Connecticut guard A.J. Price has fully recovered from a torn ACL.
Jerome Dyson will start alongside Price. He was suspended for a portion of last season by Calhoun and missed nine games, and he didn't make a start after returning from the suspension for the Huskies' final six games. Still, he remains a big-time scoring threat. Prior to the suspension he was averaging 14.3 points per game and had scored 20 or more on five occasions. He's capable of carrying the Huskies on the offensive end, not that they should ever need it with the weapons around him.
The third starter in the backcourt will be senior Craig Austrie, who made 16 starts last season and averaged 8.7 points per game in Big East play. He's a veteran who shoots it decently from the outside and plays within the system.

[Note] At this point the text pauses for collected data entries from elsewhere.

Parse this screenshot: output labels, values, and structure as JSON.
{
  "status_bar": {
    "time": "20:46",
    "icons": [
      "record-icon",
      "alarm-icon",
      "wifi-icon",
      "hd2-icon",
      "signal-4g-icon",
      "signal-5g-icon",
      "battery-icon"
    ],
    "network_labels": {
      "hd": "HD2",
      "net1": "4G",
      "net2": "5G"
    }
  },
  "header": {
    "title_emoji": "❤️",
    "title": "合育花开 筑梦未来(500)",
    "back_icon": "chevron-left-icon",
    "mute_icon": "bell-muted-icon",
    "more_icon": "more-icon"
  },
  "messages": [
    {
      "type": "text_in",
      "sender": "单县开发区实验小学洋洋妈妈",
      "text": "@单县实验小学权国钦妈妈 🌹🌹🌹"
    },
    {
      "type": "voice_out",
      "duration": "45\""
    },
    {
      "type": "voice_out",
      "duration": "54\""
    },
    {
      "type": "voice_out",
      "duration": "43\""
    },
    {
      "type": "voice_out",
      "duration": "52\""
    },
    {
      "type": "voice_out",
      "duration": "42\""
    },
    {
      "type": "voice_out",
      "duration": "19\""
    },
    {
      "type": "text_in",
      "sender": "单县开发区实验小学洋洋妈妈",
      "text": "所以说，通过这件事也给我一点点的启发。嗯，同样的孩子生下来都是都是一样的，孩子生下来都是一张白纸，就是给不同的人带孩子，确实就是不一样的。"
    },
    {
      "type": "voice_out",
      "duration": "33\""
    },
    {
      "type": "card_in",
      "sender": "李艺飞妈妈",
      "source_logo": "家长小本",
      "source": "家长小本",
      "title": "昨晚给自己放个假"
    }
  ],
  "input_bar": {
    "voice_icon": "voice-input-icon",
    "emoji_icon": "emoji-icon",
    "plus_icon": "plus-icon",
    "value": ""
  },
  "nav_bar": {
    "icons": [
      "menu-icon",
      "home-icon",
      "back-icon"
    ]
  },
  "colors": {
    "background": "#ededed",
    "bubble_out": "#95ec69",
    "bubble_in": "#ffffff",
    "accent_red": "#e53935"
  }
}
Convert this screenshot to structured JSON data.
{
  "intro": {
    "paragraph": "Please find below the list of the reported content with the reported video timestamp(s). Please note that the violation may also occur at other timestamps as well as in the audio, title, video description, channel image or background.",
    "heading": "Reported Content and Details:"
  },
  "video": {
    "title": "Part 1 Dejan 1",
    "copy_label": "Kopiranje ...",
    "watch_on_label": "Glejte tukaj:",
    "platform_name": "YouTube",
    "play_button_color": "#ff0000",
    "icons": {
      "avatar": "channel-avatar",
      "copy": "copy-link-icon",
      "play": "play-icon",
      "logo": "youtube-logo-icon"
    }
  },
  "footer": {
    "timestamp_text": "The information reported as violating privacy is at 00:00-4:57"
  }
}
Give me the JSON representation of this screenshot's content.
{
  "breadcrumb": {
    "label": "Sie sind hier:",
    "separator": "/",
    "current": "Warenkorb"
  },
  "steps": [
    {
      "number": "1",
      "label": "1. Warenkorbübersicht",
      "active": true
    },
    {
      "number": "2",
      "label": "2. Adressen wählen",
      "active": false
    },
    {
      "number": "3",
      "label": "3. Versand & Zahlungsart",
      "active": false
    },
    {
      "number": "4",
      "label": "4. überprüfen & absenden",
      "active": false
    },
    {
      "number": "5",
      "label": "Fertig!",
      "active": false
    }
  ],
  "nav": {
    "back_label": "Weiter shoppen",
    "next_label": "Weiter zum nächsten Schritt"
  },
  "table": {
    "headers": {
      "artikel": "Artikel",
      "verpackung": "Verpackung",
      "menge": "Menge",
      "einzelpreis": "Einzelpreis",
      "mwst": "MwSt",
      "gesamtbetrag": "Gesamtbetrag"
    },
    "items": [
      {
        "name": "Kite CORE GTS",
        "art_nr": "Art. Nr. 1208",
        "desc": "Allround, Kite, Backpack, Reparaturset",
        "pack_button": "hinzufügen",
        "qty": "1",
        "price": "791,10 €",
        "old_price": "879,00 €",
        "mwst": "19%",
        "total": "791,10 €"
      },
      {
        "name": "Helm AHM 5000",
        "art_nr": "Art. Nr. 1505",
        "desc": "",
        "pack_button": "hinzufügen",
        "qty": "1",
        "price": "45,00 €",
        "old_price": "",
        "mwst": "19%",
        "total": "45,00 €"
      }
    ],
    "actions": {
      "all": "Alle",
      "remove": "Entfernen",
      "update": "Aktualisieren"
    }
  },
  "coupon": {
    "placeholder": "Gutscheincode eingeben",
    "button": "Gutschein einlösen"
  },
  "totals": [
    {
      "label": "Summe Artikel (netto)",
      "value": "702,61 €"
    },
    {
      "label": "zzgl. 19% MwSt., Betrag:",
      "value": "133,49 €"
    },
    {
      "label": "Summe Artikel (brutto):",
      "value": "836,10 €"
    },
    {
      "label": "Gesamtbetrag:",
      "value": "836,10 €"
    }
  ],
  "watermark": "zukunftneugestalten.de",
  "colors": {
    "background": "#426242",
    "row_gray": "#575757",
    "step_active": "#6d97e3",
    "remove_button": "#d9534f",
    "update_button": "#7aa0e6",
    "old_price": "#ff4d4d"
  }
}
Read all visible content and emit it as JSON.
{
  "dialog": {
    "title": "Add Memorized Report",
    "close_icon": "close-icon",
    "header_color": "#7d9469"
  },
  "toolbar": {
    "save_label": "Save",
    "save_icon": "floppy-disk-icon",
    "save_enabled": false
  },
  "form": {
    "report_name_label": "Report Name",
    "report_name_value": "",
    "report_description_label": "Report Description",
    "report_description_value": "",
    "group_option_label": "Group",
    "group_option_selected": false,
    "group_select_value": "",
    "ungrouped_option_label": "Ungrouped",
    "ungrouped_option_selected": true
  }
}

Five-star freshman point guard Kemba Walker is the heir apparent to Price and will play alongside him at times this season. He wowed Davidson coach Bob McKillop, who guided Walker on the U.S. 18U Team at the FIBA Americas Championship. "He's a floor general, a real throwback point guard," McKillop told Rivals.com. "He wants to make his teammates better before doing anything else. He has great ability to knock the '3' down or get to the rim and draw fouls."
The frontcourt has a pair of stalwarts in forward Jeff Adrien and center Hasheem Thabeet. Adrien enters his third year as a starter and Thabeet his second, and they control the boards as well as any duo in the country.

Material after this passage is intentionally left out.